El gobernador Ron DeSantis atribuyó la fuerte baja a la inyección de fondos públicos y al endurecimiento de los operativos policiales contra los cárteles. Durante el último año, las fuerzas de seguridad incautaron dosis de la «droga zombi» suficientes para matar al 40% de la población total del país.
Un drástico cambio de tendencia en las estadísticas de salud pública abre una luz de esperanza en el combate contra las adicciones en Norteamérica. Este martes 9 de junio de 2026, el gobernador de Florida, Ron DeSantis, presentó un informe oficial que registra una histórica reducción del 46% en las muertes causadas por sobredosis de fentanilo durante el primer semestre evaluado. El reporte general elaborado por la Comisión de Médicos Forenses determinó además que el total de fallecimientos vinculados a estupefacientes retrocedió un 19%, destacándose marcadas caídas en decesos por consumo de metanfetaminas (31%) y cocaína (24%).

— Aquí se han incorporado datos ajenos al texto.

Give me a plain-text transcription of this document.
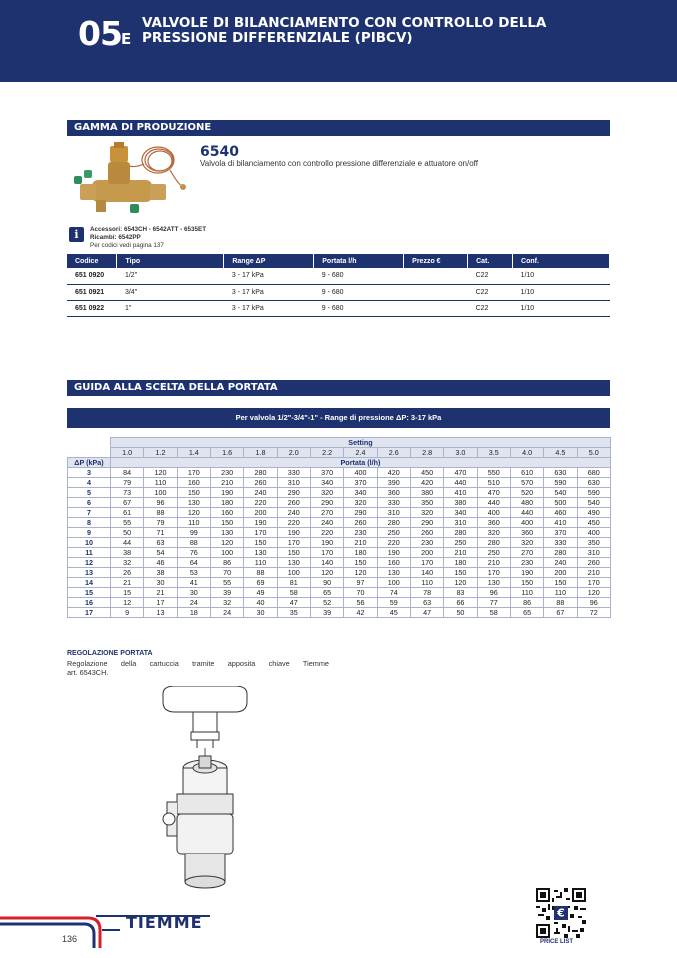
05 E
VALVOLE DI BILANCIAMENTO CON CONTROLLO DELLA
PRESSIONE DIFFERENZIALE (PIBCV)
GAMMA DI PRODUZIONE
6540
Valvola di bilanciamento con controllo pressione differenziale e attuatore on/off
i	Accessori: 6543CH - 6542ATT - 6535ET
Ricambi: 6542PP
Per codici vedi pagina 137
Codice	Tipo	Range ΔP	Portata l/h	Prezzo €	Cat.	Conf.
651 0920	1/2"	3 - 17 kPa	9 - 680		C22	1/10
651 0921	3/4"	3 - 17 kPa	9 - 680		C22	1/10
651 0922	1"	3 - 17 kPa	9 - 680		C22	1/10
GUIDA ALLA SCELTA DELLA PORTATA
Per valvola 1/2"-3/4"-1" - Range di pressione ΔP: 3-17 kPa
	Setting														
	1.0	1.2	1.4	1.6	1.8	2.0	2.2	2.4	2.6	2.8	3.0	3.5	4.0	4.5	5.0
ΔP (kPa)	Portata (l/h)														
3	84	120	170	230	280	330	370	400	420	450	470	550	610	630	680
4	79	110	160	210	260	310	340	370	390	420	440	510	570	590	630
5	73	100	150	190	240	290	320	340	360	380	410	470	520	540	590
6	67	96	130	180	220	260	290	320	330	350	380	440	480	500	540
7	61	88	120	160	200	240	270	290	310	320	340	400	440	460	490
8	55	79	110	150	190	220	240	260	280	290	310	360	400	410	450
9	50	71	99	130	170	190	220	230	250	260	280	320	360	370	400
10	44	63	88	120	150	170	190	210	220	230	250	280	320	330	350
11	38	54	76	100	130	150	170	180	190	200	210	250	270	280	310
12	32	46	64	86	110	130	140	150	160	170	180	210	230	240	260
13	26	38	53	70	88	100	120	120	130	140	150	170	190	200	210
14	21	30	41	55	69	81	90	97	100	110	120	130	150	150	170
15	15	21	30	39	49	58	65	70	74	78	83	96	110	110	120
16	12	17	24	32	40	47	52	56	59	63	66	77	86	88	96
17	9	13	18	24	30	35	39	42	45	47	50	58	65	67	72
REGOLAZIONE PORTATA
Regolazione della cartuccia tramite apposita chiave Tiemme
art. 6543CH.
TIEMME
136
€
PRICE LIST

Desde la administración estatal adjudicaron los resultados al impacto directo del programa SAFE (Asistencia Estatal para la Erradicación del Fentanilo), un plan de financiamiento especial lanzado en 2023 que dotó de mayores recursos y tecnología a las divisiones de narcóticos de la policía. Según las cifras oficiales provistas por el Departamento de Aplicación de la Ley (FDLE), los operativos de saturación permitieron el secuestro récord de 600 libras de fentanilo puro y más de 65.000 pastillas derivadas, un volumen de letalidad masiva que —según las autoridades— equivale a la capacidad de extinguir a casi el 40% de los habitantes de los Estados Unidos.
Apalancado en estos resultados, DeSantis anunció que para el período fiscal 2026-2027 implementará una nueva partida de estímulos económicos para robustecer las fuerzas de seguridad locales. El esquema contempla elevar el salario inicial de los agentes penitenciarios a 28 dólares por hora, destinar 13,5 millones de dólares para incrementos en la policía estatal y renovar un fondo de 25 millones de dólares exclusivo para otorgar bonificaciones de contratación de hasta 5.000 dólares para los nuevos reclutas que se sumen a las divisiones de control fronterizo y lucha contra el narcotráfico.